Knowledge of switchboard operation is also necessary, but if you do not have this knowledge and if all the operators needed are not obtained from those already having experience, you may be accepted without previous experience and given the necessary training by some telephone company.
Therefore, if you can handle the French language as well as you do the English and are dependable, resourceful, and able, if necessary, to “go it on your own” as the soldiers say when the tide of battle compels prompt, individual action to meet a serious situation—then by all means apply.
Nearly a hundred young women have already been selected and judging from them this unit will meet all those requirements and be one of the most democratic and truly representative American forces sent abroad.
Its personnel is being selected from applicants from all parts of the country, who, as fast as they are selected, are given such training either in their home town or city or at some training center to which they are sent for final preparation and from which they will be ordered to a port of embarkation for outfitting as different groups become ready to sail.
Every member of the organization must wear a standard uniform that has been specified by the War College. This uniform must be worn at all times and civilian clothing cannot be worn and will be of no use to these young women soldiers “over there.”
The different ranks will be distinguished by different insignia on the white brassard worn on the left arm. Operators will wear a white brassard with a black telephone transmitted. Supervisors' brassards will have a gilt laurel wreath underneath the transmitter.
The brassards of the chief operators will have the two symbols mentioned surmounted by the gilt lightning bolts used as insignia by the ' Signal Corps.
In every respect these young women will be soldiers coming under military restrictions at all times. The pay will be $60 a month for operators, $72 for supervisors, and $120 for chief operators, in addition to which allowances will be made for rations and quarters when these things are not provided by the Army.

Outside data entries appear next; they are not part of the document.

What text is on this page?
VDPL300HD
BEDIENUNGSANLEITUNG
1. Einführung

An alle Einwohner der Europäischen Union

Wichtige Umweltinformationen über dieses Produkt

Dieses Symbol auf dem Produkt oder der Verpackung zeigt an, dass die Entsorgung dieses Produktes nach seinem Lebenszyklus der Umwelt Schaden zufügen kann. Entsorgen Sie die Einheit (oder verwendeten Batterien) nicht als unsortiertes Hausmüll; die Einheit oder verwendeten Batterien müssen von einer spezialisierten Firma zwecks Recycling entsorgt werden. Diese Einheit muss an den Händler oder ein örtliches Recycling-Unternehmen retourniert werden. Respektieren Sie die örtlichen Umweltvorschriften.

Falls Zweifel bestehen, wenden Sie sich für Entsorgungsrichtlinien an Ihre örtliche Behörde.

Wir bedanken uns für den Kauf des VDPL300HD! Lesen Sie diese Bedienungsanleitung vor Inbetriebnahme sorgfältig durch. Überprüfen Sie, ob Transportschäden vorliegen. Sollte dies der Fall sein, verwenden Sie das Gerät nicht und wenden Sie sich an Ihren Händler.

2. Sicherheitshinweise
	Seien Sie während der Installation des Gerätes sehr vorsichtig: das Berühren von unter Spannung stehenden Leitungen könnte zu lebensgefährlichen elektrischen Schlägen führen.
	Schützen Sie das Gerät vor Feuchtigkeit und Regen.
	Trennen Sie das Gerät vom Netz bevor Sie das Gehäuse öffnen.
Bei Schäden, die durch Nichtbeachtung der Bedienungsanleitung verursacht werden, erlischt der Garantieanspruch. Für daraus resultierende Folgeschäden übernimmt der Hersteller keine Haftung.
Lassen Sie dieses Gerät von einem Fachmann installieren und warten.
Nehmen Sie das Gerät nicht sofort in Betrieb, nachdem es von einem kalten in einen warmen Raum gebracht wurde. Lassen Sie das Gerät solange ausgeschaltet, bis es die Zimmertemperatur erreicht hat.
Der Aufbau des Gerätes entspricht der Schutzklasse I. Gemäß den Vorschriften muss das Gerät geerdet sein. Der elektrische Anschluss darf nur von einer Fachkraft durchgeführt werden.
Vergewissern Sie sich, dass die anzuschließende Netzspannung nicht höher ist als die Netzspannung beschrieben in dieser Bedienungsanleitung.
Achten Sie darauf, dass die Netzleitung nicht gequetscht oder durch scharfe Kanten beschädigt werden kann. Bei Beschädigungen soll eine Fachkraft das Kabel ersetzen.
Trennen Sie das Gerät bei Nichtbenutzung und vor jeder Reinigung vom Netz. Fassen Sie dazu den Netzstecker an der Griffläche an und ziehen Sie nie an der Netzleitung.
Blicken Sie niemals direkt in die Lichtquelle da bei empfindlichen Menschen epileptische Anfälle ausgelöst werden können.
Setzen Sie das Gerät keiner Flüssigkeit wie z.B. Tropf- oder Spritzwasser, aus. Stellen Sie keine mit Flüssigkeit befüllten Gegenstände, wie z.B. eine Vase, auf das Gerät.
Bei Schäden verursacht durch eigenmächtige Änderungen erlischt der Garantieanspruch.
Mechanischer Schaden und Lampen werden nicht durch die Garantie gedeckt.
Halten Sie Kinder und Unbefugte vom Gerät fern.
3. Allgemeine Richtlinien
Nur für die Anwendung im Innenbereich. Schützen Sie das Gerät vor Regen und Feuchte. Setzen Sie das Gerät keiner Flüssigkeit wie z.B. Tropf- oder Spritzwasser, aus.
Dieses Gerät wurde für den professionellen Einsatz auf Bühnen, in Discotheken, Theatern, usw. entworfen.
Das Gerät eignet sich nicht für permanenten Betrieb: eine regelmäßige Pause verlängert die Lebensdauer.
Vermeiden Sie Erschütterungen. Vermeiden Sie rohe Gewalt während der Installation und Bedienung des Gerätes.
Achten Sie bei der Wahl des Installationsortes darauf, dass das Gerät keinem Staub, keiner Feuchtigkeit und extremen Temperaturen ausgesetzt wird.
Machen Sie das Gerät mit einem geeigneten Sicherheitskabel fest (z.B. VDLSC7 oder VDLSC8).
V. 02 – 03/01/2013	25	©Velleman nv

The Signal Corps authorities point out that this operating force is not going on a pleasure trip or “joy ride” and that no evening dresses need be taken and that social opportunities are not at all included in the program.
It will be a war task of the nature and size that always appeals strongly to American womanhood and for handling it, the Signal Corps seek levelheaded young women who are resourceful, able to exercise good judgment in emergencies and willing to work hard and even endure hardships if necessary.
At the same time they point out that all indications are that everything possible will be done to insure the comfort and wellbeing of these young women in the service.
Information as to how application may be made can be obtained by calling upon the manager of your local telephone company, or application blanks, etc., can be obtained from the Chief Signal Officer of the Army, Room 826, Mills Building Annex, Washington, D. C, who makes the appointments to this work.
"Young Women of America, Attention!," in Bell Telephone News, Detroit Edition, Vol. 7, No. 7, February 1918, p. 23.